Obviously. But what isn't quite so obvious (unless you looked it up) is how
C handles stdout and stdin (through <stdio.h>) is that by default, the
buffering is fully buffered, meaning, the data to stdout isn't written until
you reach some threshhold (around 4k to 8k in a typical Unix
implementation), and the same holds for stdin, except in reverse (no data is
returned until there's around 4-8k read). And it does no good to change the
buffering of the output side to "nothing"
(setvbuf(stdout,NULL,_IONBUF,BUFSIZ)) because you still have full buffering
on the input side.
I got around the issue by using some (Unix) linking magic. Basically, I
set LD_PRELOAD (an environment variable) to a shared library that was
nothing other than:
void __attribute__ ((constructor)) init(void);
void init(void)
{
setvbuf(stdin, NULL,_IOLBF,BUFSIZ);
setvbuf(stdout,NULL,_IOLBF,BUFSIZ);
}
so that when I did (approximately):
fp = popen("magic -f-","r+");
the shared library was opened as the "magic" program was being loaded, the
init() function called to initialize the buffering on stdin/stdout so this
whole mess would work (otherwise, I would have had to modify the source code
to "file" and I didn't want to go to that trouble).

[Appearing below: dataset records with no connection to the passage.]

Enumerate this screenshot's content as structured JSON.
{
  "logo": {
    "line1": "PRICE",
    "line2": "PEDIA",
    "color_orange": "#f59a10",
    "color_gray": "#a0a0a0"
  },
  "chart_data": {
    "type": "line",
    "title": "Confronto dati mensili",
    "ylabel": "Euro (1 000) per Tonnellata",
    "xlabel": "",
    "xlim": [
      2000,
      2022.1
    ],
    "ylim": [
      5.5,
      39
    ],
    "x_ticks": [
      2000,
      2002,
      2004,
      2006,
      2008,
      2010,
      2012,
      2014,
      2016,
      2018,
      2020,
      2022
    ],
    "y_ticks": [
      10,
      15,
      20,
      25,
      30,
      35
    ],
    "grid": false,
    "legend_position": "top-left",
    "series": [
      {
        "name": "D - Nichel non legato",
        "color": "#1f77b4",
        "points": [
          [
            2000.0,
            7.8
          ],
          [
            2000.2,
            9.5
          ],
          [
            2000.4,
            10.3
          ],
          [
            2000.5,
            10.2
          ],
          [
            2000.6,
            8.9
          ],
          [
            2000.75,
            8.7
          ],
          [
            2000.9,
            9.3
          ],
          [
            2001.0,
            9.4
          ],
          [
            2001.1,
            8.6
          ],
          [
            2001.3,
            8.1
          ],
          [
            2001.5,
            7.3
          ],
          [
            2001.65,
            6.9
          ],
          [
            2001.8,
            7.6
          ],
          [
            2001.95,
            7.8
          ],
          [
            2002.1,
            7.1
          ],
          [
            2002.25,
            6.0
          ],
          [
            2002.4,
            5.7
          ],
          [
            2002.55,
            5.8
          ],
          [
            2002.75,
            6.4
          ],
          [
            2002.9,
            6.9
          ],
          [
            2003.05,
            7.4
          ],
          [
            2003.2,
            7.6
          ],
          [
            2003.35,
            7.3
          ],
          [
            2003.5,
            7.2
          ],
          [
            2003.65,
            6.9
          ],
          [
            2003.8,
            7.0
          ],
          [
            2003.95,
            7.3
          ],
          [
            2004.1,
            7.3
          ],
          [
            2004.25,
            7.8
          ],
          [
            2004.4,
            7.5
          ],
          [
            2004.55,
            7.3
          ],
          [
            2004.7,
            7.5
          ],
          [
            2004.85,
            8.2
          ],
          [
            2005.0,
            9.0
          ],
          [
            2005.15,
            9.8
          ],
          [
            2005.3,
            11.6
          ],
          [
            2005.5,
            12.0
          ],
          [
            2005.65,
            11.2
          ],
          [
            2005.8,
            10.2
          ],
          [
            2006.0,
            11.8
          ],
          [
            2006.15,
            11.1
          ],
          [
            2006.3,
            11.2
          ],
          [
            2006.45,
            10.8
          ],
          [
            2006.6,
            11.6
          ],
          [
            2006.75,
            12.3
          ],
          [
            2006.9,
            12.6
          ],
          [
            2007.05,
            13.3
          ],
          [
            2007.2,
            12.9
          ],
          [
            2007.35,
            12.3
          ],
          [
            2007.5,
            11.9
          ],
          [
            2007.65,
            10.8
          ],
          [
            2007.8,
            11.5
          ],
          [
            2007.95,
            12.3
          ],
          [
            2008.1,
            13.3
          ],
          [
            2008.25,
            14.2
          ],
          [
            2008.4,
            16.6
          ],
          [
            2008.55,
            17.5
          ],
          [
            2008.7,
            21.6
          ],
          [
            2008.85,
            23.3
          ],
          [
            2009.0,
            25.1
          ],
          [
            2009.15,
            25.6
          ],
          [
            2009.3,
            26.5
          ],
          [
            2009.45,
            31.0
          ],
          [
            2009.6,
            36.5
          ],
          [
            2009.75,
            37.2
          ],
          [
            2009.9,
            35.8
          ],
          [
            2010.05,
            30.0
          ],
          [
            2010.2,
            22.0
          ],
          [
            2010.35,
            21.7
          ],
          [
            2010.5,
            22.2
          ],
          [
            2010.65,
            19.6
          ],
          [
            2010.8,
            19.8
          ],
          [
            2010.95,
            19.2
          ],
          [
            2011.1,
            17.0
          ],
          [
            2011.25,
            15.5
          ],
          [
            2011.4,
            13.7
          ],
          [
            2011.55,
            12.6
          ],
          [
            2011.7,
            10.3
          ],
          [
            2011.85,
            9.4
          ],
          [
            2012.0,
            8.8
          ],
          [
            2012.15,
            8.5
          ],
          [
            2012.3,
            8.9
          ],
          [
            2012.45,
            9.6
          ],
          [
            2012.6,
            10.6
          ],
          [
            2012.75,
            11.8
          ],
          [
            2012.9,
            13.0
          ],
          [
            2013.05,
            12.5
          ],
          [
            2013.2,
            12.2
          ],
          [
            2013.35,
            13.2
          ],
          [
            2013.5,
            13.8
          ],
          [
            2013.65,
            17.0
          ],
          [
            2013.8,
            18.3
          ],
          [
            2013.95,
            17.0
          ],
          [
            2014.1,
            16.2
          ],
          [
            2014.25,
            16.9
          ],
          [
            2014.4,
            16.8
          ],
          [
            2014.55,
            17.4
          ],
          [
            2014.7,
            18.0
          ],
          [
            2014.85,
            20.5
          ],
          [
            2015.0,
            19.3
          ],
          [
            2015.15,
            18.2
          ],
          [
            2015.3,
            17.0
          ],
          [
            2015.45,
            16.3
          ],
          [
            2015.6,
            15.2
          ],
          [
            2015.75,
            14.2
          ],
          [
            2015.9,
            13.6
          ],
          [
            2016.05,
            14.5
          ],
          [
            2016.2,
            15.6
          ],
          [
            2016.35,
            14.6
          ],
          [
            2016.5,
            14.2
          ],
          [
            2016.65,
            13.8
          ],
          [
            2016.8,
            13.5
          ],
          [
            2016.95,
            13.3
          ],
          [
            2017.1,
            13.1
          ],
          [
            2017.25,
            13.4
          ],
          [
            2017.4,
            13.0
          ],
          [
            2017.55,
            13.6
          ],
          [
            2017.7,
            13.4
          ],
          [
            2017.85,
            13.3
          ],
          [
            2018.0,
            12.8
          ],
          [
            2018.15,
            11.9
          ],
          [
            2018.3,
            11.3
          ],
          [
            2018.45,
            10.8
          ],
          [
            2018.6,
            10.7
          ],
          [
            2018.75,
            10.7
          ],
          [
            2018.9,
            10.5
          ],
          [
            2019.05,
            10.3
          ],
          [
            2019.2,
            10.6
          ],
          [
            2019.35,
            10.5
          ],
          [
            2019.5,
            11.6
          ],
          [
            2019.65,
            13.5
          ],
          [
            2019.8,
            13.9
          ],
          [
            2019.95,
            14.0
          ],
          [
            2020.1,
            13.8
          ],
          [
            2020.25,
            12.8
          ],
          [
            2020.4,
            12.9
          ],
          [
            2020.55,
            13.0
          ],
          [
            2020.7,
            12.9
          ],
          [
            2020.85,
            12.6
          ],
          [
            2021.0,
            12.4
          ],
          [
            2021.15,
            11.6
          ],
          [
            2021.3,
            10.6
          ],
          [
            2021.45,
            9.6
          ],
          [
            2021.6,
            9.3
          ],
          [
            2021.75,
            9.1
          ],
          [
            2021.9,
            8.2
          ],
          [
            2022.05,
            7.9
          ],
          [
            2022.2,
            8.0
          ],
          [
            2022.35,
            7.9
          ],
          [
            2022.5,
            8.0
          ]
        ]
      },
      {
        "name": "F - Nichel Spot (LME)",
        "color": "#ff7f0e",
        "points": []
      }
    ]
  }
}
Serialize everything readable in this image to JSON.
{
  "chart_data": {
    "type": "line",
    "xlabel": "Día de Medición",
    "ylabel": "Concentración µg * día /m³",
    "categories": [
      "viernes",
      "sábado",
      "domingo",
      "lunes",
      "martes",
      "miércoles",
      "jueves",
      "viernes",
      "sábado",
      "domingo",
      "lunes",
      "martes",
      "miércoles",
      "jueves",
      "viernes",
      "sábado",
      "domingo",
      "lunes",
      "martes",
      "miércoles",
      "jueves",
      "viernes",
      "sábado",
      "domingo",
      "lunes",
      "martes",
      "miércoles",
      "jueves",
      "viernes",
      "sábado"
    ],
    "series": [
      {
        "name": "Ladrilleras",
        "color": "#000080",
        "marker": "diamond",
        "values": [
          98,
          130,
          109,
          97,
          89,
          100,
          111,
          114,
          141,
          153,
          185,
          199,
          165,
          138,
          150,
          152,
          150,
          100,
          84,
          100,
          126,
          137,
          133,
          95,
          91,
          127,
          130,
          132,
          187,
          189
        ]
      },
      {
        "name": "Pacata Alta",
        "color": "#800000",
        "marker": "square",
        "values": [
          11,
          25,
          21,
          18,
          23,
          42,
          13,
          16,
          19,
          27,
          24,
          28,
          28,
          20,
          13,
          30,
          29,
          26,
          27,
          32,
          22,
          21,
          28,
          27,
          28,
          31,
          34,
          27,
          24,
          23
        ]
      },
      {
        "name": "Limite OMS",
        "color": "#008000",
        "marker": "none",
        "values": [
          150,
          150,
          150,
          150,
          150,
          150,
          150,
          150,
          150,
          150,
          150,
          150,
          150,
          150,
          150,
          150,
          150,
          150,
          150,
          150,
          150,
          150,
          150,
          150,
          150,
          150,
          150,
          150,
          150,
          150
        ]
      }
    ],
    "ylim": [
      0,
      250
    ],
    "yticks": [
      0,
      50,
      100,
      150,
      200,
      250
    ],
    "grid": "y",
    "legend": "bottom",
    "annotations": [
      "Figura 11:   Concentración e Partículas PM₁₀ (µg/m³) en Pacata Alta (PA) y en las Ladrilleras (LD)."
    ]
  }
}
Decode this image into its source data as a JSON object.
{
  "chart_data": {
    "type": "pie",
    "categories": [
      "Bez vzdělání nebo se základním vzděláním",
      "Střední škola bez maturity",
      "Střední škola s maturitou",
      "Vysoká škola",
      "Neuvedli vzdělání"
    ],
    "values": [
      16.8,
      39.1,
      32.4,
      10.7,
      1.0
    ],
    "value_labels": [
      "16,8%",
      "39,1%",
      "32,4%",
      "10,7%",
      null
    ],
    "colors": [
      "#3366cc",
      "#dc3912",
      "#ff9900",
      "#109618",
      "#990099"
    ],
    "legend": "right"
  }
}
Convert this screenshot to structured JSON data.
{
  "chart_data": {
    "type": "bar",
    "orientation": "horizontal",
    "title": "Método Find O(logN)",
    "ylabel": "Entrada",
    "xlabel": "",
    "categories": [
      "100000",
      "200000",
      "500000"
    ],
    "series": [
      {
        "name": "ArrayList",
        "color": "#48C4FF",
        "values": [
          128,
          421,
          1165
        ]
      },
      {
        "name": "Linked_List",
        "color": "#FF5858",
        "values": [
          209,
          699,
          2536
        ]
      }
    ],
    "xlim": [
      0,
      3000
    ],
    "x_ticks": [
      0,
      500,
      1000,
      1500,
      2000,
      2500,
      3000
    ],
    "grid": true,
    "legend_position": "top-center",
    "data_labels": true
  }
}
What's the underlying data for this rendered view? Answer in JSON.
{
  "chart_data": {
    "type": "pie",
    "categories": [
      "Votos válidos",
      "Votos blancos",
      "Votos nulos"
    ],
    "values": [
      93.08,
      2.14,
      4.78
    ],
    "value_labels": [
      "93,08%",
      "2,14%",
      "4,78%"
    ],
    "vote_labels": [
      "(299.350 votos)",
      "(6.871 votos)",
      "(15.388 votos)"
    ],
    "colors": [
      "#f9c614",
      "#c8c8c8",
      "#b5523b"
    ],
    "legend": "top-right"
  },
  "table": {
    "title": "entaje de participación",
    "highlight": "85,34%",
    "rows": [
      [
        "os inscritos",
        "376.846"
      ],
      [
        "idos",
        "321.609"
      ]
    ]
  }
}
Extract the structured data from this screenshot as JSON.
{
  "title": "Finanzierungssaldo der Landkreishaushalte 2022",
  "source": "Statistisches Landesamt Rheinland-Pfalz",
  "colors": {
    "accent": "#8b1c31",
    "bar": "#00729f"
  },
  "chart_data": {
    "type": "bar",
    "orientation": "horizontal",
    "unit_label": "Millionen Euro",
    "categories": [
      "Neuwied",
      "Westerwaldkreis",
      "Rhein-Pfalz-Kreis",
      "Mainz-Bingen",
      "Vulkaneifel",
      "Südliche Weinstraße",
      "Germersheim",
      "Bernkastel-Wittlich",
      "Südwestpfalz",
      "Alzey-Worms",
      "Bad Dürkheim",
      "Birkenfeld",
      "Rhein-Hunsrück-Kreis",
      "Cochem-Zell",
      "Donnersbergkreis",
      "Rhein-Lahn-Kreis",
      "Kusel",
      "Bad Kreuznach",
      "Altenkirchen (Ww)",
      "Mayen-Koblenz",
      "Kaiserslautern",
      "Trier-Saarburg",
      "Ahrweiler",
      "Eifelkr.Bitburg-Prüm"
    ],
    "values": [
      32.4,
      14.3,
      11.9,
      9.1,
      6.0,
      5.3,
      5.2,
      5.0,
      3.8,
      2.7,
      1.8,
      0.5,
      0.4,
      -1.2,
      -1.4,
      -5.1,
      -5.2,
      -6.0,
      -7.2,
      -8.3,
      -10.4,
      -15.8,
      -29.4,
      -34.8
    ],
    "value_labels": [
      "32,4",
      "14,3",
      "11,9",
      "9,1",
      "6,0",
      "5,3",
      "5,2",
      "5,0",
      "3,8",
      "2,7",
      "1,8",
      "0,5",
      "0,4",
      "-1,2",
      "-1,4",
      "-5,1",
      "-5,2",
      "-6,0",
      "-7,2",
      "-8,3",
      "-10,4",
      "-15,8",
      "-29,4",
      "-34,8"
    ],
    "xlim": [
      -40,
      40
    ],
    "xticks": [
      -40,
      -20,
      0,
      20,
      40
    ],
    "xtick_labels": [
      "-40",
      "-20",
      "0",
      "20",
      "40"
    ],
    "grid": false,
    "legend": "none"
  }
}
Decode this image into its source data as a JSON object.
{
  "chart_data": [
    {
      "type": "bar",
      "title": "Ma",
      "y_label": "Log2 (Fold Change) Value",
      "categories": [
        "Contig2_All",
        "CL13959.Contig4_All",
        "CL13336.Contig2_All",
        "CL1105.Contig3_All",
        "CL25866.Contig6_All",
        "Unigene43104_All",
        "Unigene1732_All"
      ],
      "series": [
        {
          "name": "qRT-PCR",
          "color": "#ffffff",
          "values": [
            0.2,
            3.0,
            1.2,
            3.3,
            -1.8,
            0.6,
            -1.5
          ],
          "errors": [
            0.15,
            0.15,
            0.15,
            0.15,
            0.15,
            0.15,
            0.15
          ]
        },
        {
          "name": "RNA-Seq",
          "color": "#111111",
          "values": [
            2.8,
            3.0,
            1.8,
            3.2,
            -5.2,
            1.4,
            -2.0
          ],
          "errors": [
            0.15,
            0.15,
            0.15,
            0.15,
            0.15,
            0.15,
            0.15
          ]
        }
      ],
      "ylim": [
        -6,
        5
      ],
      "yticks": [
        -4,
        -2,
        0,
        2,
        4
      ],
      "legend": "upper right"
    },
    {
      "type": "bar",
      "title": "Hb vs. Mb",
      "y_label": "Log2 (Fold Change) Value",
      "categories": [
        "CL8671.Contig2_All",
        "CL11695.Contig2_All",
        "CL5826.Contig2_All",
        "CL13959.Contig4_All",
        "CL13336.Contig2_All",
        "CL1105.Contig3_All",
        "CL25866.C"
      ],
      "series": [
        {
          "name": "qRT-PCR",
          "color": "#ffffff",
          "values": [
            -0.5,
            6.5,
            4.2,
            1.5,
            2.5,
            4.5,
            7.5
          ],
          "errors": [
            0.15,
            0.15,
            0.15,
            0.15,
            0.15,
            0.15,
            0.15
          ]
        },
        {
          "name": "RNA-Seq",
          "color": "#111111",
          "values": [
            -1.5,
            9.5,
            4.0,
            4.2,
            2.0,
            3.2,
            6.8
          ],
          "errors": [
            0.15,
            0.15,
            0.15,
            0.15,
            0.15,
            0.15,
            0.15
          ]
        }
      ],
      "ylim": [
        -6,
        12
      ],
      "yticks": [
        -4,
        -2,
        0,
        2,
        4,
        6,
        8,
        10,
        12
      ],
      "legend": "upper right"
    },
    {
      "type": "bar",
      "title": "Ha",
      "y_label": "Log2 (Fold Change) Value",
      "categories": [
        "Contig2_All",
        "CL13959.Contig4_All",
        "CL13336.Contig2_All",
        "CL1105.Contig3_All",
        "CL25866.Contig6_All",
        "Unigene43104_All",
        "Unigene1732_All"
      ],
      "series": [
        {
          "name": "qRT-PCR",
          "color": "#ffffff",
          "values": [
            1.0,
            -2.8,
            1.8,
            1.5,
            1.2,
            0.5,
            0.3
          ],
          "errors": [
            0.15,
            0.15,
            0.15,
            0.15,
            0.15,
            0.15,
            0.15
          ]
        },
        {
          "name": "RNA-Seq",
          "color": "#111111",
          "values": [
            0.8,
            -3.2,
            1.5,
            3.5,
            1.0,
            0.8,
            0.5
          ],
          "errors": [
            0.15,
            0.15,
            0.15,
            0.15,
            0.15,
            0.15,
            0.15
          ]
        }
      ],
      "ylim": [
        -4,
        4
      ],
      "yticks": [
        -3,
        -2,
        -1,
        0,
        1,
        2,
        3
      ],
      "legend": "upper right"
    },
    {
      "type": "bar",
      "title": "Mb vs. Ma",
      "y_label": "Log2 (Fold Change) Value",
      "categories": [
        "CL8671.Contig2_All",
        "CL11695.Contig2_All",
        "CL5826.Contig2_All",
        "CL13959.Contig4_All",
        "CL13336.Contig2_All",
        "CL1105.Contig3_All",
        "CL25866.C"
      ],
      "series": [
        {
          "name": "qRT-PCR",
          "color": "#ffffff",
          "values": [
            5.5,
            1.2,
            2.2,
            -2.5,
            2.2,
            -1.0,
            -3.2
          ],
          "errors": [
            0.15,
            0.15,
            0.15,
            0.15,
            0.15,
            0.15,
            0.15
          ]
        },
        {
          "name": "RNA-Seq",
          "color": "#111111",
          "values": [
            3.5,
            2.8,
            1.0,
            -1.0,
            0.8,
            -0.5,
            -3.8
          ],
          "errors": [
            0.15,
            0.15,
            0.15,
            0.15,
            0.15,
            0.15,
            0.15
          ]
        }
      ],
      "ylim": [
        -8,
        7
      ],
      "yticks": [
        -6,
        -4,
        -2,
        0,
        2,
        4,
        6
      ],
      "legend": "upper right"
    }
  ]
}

Yes, this is a form of monkeypatching (to tie this into another thread
around here).
Yes, this worked. But I required extra configuration (I needed to keep
track of where the special shared library was so I could load it) and I
never did feel exactly good about it (and later I found out about the
"magic" library that "file" was a wrapper around and fixed the program to
use that instead of this gross hack). So yes, there was a simpler, more
traditional way to do what I wanted. [3]
So yes, that's why doing a read/write pipe to a program is usually not
done.
-spc (Been there, done that, oddly, never got a tee-shirt)
[1] Oh, say, here:
https://github.com/spc476/lua-conmanorg/blob/master/src/iconv.c
[2] For various values of "miserably".
[3] "To the point that smart, experienced hackers reach for a monkey
patch as their tool of first resort, _even when a simpler, more
traditional solution is possible_."
http://devblog.avdi.org/2008/02/23/why-monkeypatching-is-destroying-ruby/